VCF (Variant Call Format) file format is used to store variation data and its metadata. Based on the used analysis program (e.g. GATK, freebayes, etc...), details within the VCF file can slightly differ. For example, type of mutation is not mentioned as output for certain variant analysis programs. the "read_vcf" function, ignores the first header/metadata lines and directly converts the data into a tidy dataframe. The function will extract the type of mutation.

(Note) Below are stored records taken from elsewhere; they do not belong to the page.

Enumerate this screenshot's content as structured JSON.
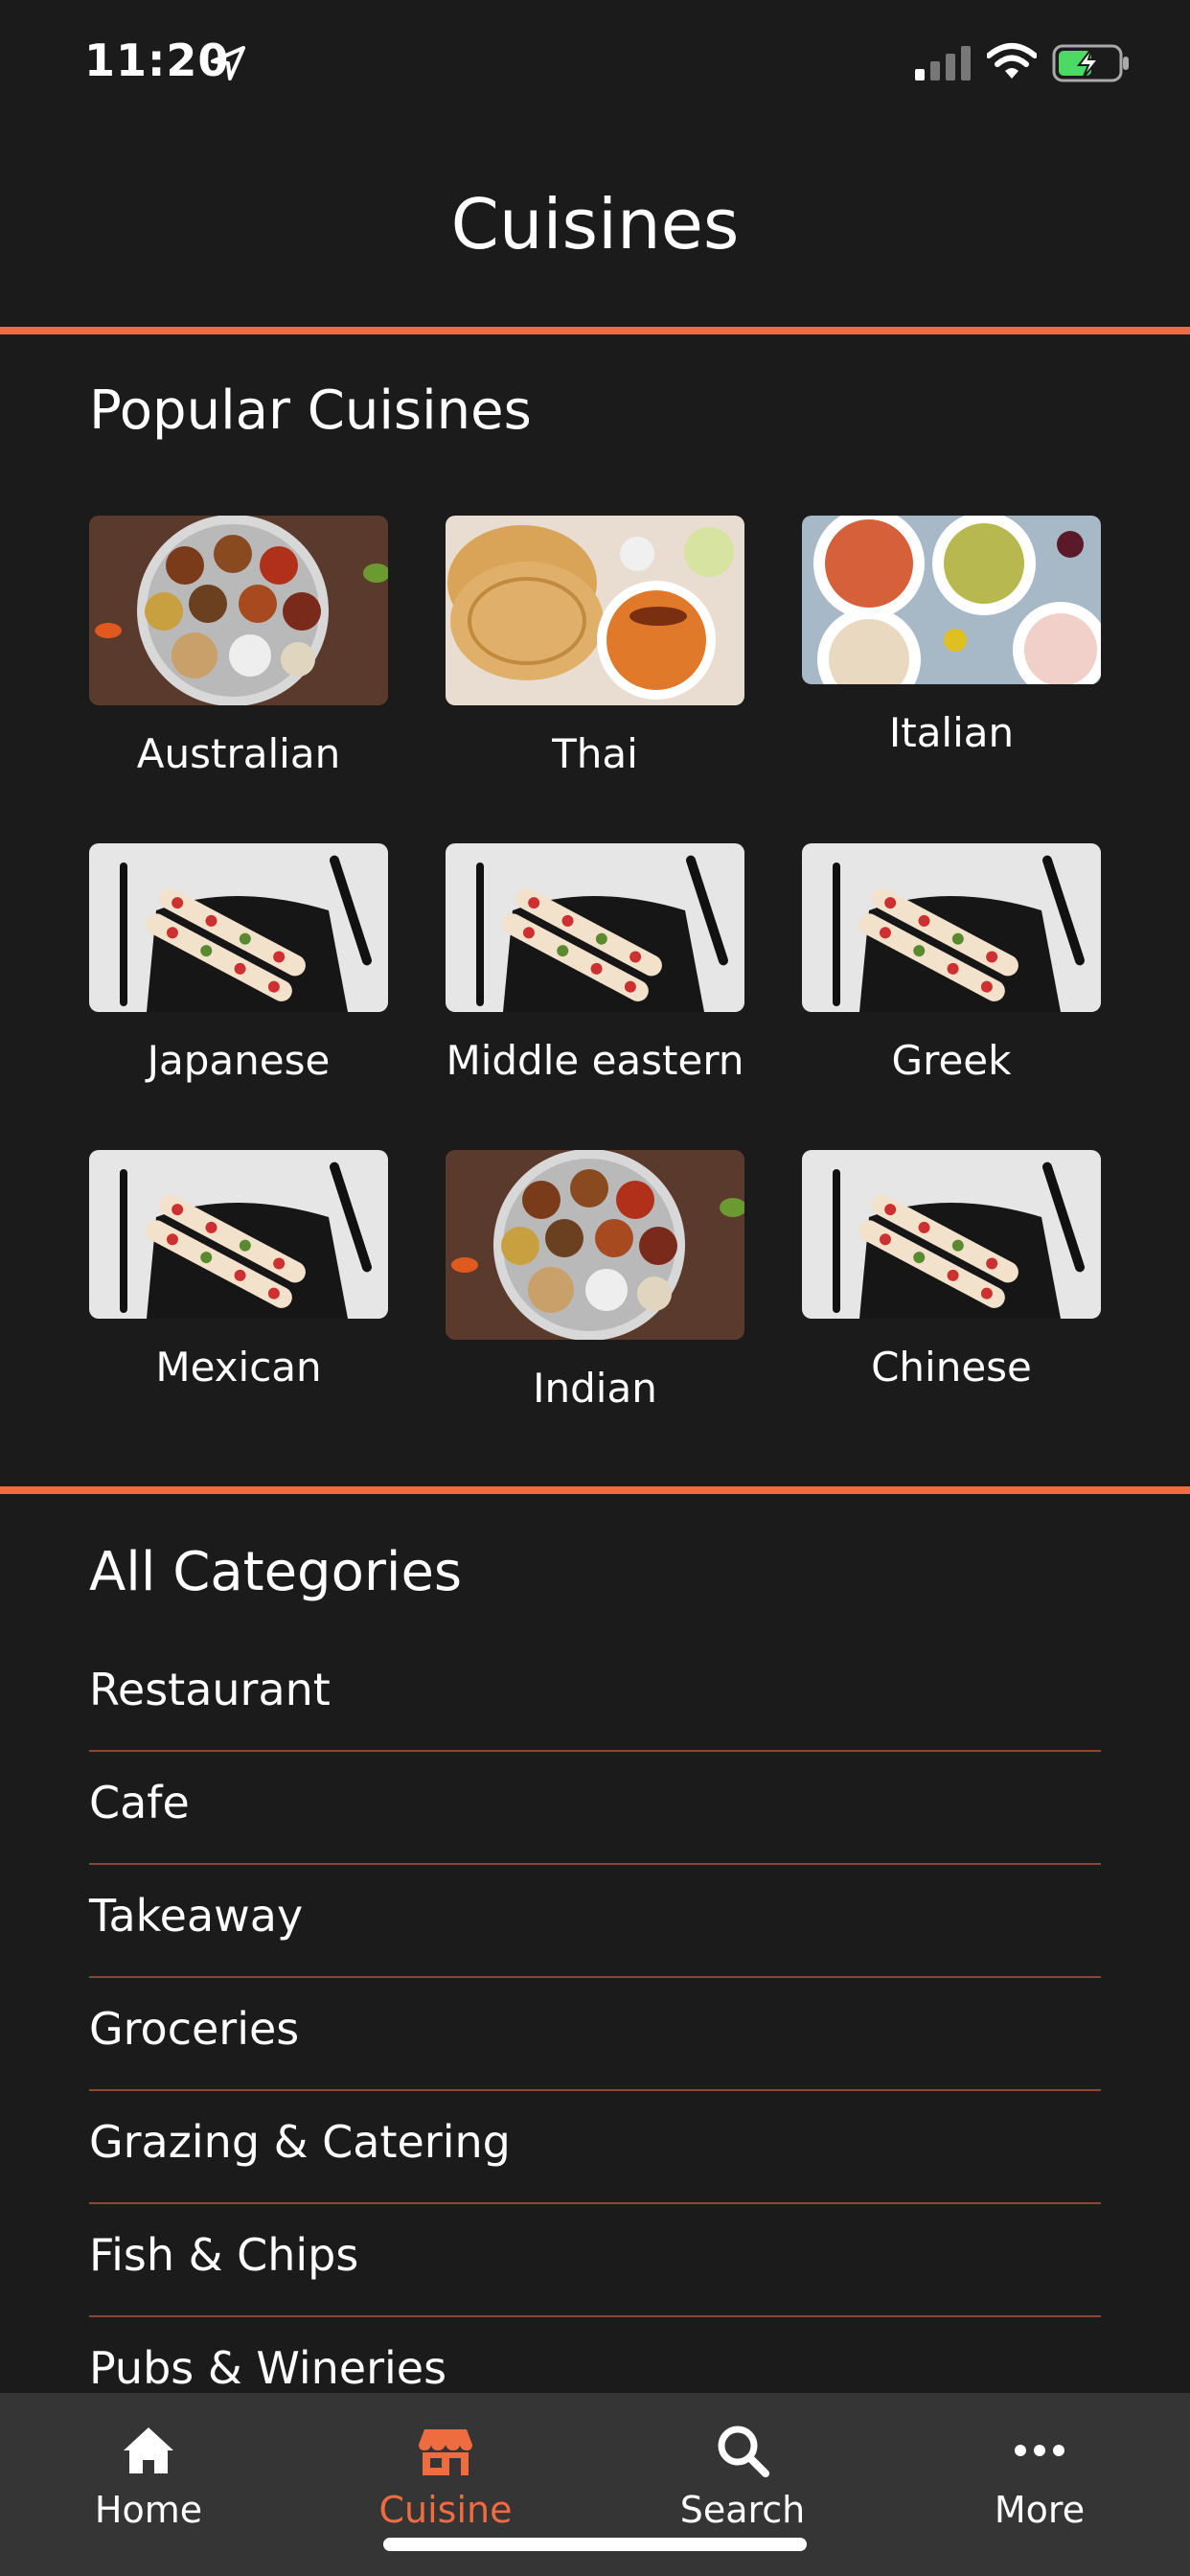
{
  "status": {
    "time": "11:20"
  },
  "header": {
    "title": "Cuisines"
  },
  "popular": {
    "title": "Popular Cuisines",
    "items": [
      {
        "label": "Australian",
        "image": "thali-plate"
      },
      {
        "label": "Thai",
        "image": "flatbread-curry"
      },
      {
        "label": "Italian",
        "image": "pasta-spread"
      },
      {
        "label": "Japanese",
        "image": "plated-rolls"
      },
      {
        "label": "Middle eastern",
        "image": "plated-rolls"
      },
      {
        "label": "Greek",
        "image": "plated-rolls"
      },
      {
        "label": "Mexican",
        "image": "plated-rolls"
      },
      {
        "label": "Indian",
        "image": "thali-plate"
      },
      {
        "label": "Chinese",
        "image": "plated-rolls"
      }
    ]
  },
  "categories": {
    "title": "All Categories",
    "items": [
      "Restaurant",
      "Cafe",
      "Takeaway",
      "Groceries",
      "Grazing & Catering",
      "Fish & Chips",
      "Pubs & Wineries"
    ]
  },
  "tabs": [
    {
      "label": "Home",
      "icon": "home-icon"
    },
    {
      "label": "Cuisine",
      "icon": "store-icon",
      "active": true
    },
    {
      "label": "Search",
      "icon": "search-icon"
    },
    {
      "label": "More",
      "icon": "more-icon"
    }
  ],
  "colors": {
    "accent": "#ee6c40",
    "background": "#1b1b1b",
    "tabbar": "#353535"
  }
}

By absence, it will derive the type of mutation from the "ref" and "alt" column.
read_vcf(
file,
parse_info = FALSE,
col_names = def_names("vcf"),
col_types = def_types("vcf")
)dataframe
Either a path to a file, a connection, or literal data (either a
single string or a raw vector). file can also be a character vector
containing multiple filepaths or a list containing multiple connections.
Files ending in .gz, .bz2, .xz, or .zip will be automatically
decompressed. Files starting with http://, https://, ftp://, or
ftps:// will be automatically downloaded. Remote compressed files
(.gz, .bz2, .xz, .zip) will be automatically downloaded and
decompressed.
Literal data is most useful for examples and tests. To be recognised as
literal data, wrap the input with I().
if set to 'TRUE', the read_vcf function will split all the metadata stored in the "info" column and stores it into separate columns. By default it is set to 'FALSE'.
column names to use. Defaults to def_names("vcf") (see def_names).
column types to use. Defaults to def_types("vcf") (see def_types).